Hanımefendinin evlilik hediyesi olarak tek taş yerine Niche Duo istemesi, ev baristasını oldukça keyiflendirmişti. Yeni ev eşyalarına harcayacakları para ile Decent falan aldılar ve çok mutluydular.

Her şey küçük küçük başladı. Ev baristası önce değirmeni temizlemeden bıraktığı için küçük sitemler işitmeye başladı. Daha sonra süt çubuğunda kalan milimetrik bir süt lekesi için bir saat azar işitti. Ember marka aşırı pahalı bardakları temizlemeden uyuduğu gecenin sabahında karşılaşacağı cehennemi bilseydi, acaba ne yapardı?
Yalnız uyandı ev baristası. Mutfaktan homurtular ve temizlik sesleri geliyordu.

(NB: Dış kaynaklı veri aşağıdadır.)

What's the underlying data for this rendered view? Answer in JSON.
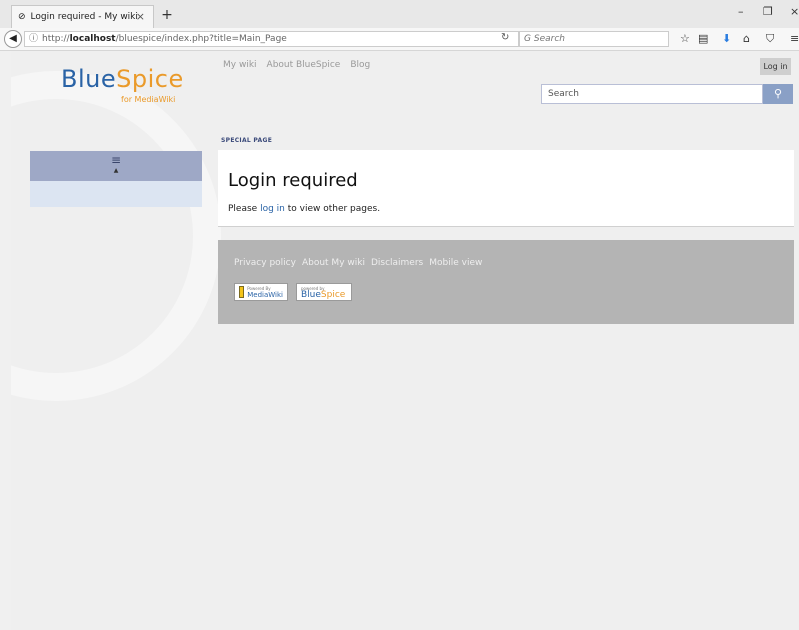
{
  "browser": {
    "tab_title": "Login required - My wiki",
    "tab_close": "×",
    "new_tab": "+",
    "url_prefix": "http://",
    "url_host": "localhost",
    "url_path": "/bluespice/index.php?title=Main_Page",
    "search_placeholder": "Search",
    "win_min": "–",
    "win_max": "❐",
    "win_close": "×"
  },
  "site": {
    "logo_main": "Blue",
    "logo_accent": "Spice",
    "logo_sub": "for MediaWiki",
    "nav": [
      "My wiki",
      "About BlueSpice",
      "Blog"
    ],
    "login_label": "Log in",
    "search_placeholder": "Search",
    "menu_icon": "≡",
    "menu_caret": "▲"
  },
  "content": {
    "label": "SPECIAL PAGE",
    "title": "Login required",
    "msg_before": "Please ",
    "msg_link": "log in",
    "msg_after": " to view other pages."
  },
  "footer": {
    "links": [
      "Privacy policy",
      "About My wiki",
      "Disclaimers",
      "Mobile view"
    ],
    "badge1_small": "Powered By",
    "badge1_main": "MediaWiki",
    "badge2_small": "powered by",
    "badge2_main": "Blue",
    "badge2_accent": "Spice"
  }
}
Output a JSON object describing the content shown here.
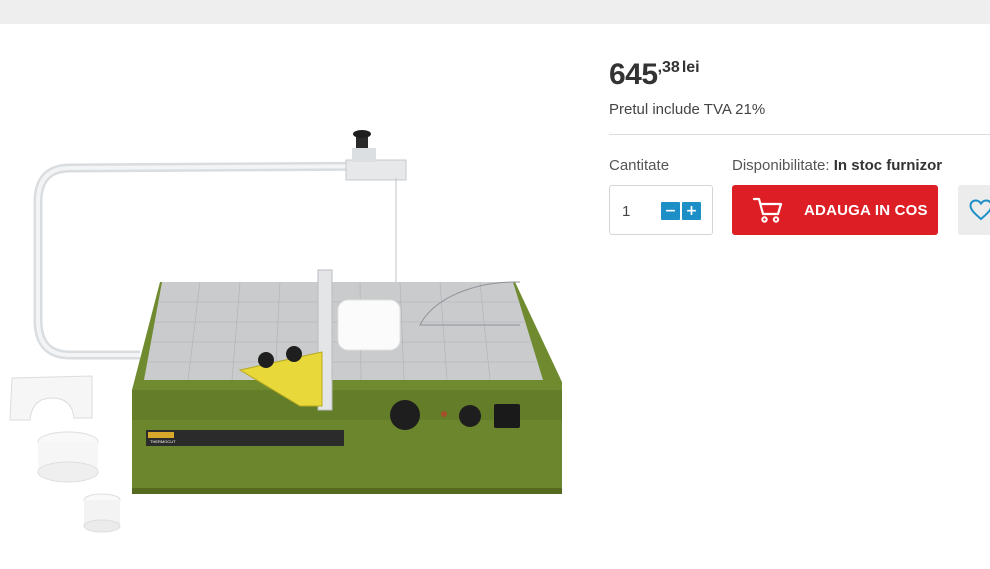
{
  "product": {
    "image_alt": "Proxxon Thermocut hot wire foam cutter",
    "brand_plate": "PROXXON",
    "model_plate": "THERMOCUT"
  },
  "price": {
    "integer": "645",
    "decimals": ",38",
    "currency": "lei",
    "vat_note": "Pretul include TVA 21%"
  },
  "purchase": {
    "quantity_label": "Cantitate",
    "quantity_value": "1",
    "minus_icon": "minus-icon",
    "plus_icon": "plus-icon",
    "availability_label": "Disponibilitate:",
    "availability_value": "In stoc furnizor",
    "add_to_cart_label": "ADAUGA IN COS",
    "cart_icon": "cart-icon",
    "wishlist_icon": "heart-icon"
  },
  "colors": {
    "add_to_cart_bg": "#de1e25",
    "qty_button_bg": "#1d8fc7",
    "machine_body": "#6f8a2f"
  }
}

Kendini hazırladı, gülümsemesini giyindi, derin bir nefes aldı ve "Özür dilerim hayatım" diyerek mutfağa girdi. Azar işitmeye alışmıştı, gülümseyişi bozulmadı, iki saatlik psikolojik dehşetin ardından olan olmuştu, gözleri faltaşı gibi açılmıştı ev baristasının, artık cezalıydı! Hiçbir kahve ekipmanına dokunamayacak, hiç kahve demleyemeyecekti. Kahve içeceği zaman hanımından istemesi gerekiyordu artık. "Neyse, iyi demliyor zaten." diye düşündü ve cezasını kabullendi.
"Bu ekipmanın kıymetini bilmiyorsan, kullanmana da gerek yok!" demişti hayatının anlamı, haklıydı da aslında, yani hak vermeye alışmıştı daha doğrusu ev baristası kişisi. İlk günler, başkasının elinden kahve içmenin konforuyla tanıştı. Ardından işler ağır bir hâl almaya başladı. Hayatının anlamı, gözünün önünde Niche Duo ile oynuyor, Decent ile profil çıkarıyor, yeni çıkan dripperları karşılaştırıyor ve üstüne sohbet açıyordu. Kendisi deneyemediği için sadece "Haklısın aşkım" diyebiliyordu. Eskiden heyecanlandığı yeni kargo bildirimleri, artık kart ekstresinde göreceği rakamlardan başka bir şey ifade etmemeye başlamıştı. Aylarca, yıllarca sadece izlemekle yetindi. Tüm hoşuna giden şeyler gözünün önünde, parmaklarının ucundaydı, ama dokunamıyordu. Ne zaman bu duruma itiraz edecek olsa saatler sürecek olan bir öfke selini üstüne çekiyordu. Vazgeçti, umudunu kaybetti. Kahve köşesinden "Aslında Hario V60, bu yeni dripperlardan daha iyi, di mi aşkım?" şeklinde gelen soruyu duydu. Başını yorgunca kaldırdı, yaşama sevinci tükenmişti, "Haklısın aşkım." dedi... "Haklısın..."
 
Son düzenleme:

eyazman

Yeni Kahvesever
Katılım
22 Nis 2023
Konum
İstanbul/Bahçeşehir
Kaç zaman boyunca, hobisini paylaşabileceği birini bulmak hasreti ile yanıp tutuşan ev baristası kişisi, 6 ay önce tanıştığı hanımefendi aklına her geldiğinde istemsizce gülümsüyordu. Bir araya geldikleri her zaman; yeni ekipmanlardan, 58 mm ve 58,55 mm farkından vs. konuşup 3. nesil cafeleri 'teftiş' ediyorlardı. Hanımefendinin kahve takıntısı her defasında ev baristası kişisini büyülüyordu. Düşünecek pek fazla bir şey kalmamıştı, evlendiler.
Hanımefendinin evlilik hediyesi olarak tek taş yerine Niche Duo istemesi, ev baristasını oldukça keyiflendirmişti. Yeni ev eşyalarına harcayacakları para ile Decent falan aldılar ve çok mutluydular.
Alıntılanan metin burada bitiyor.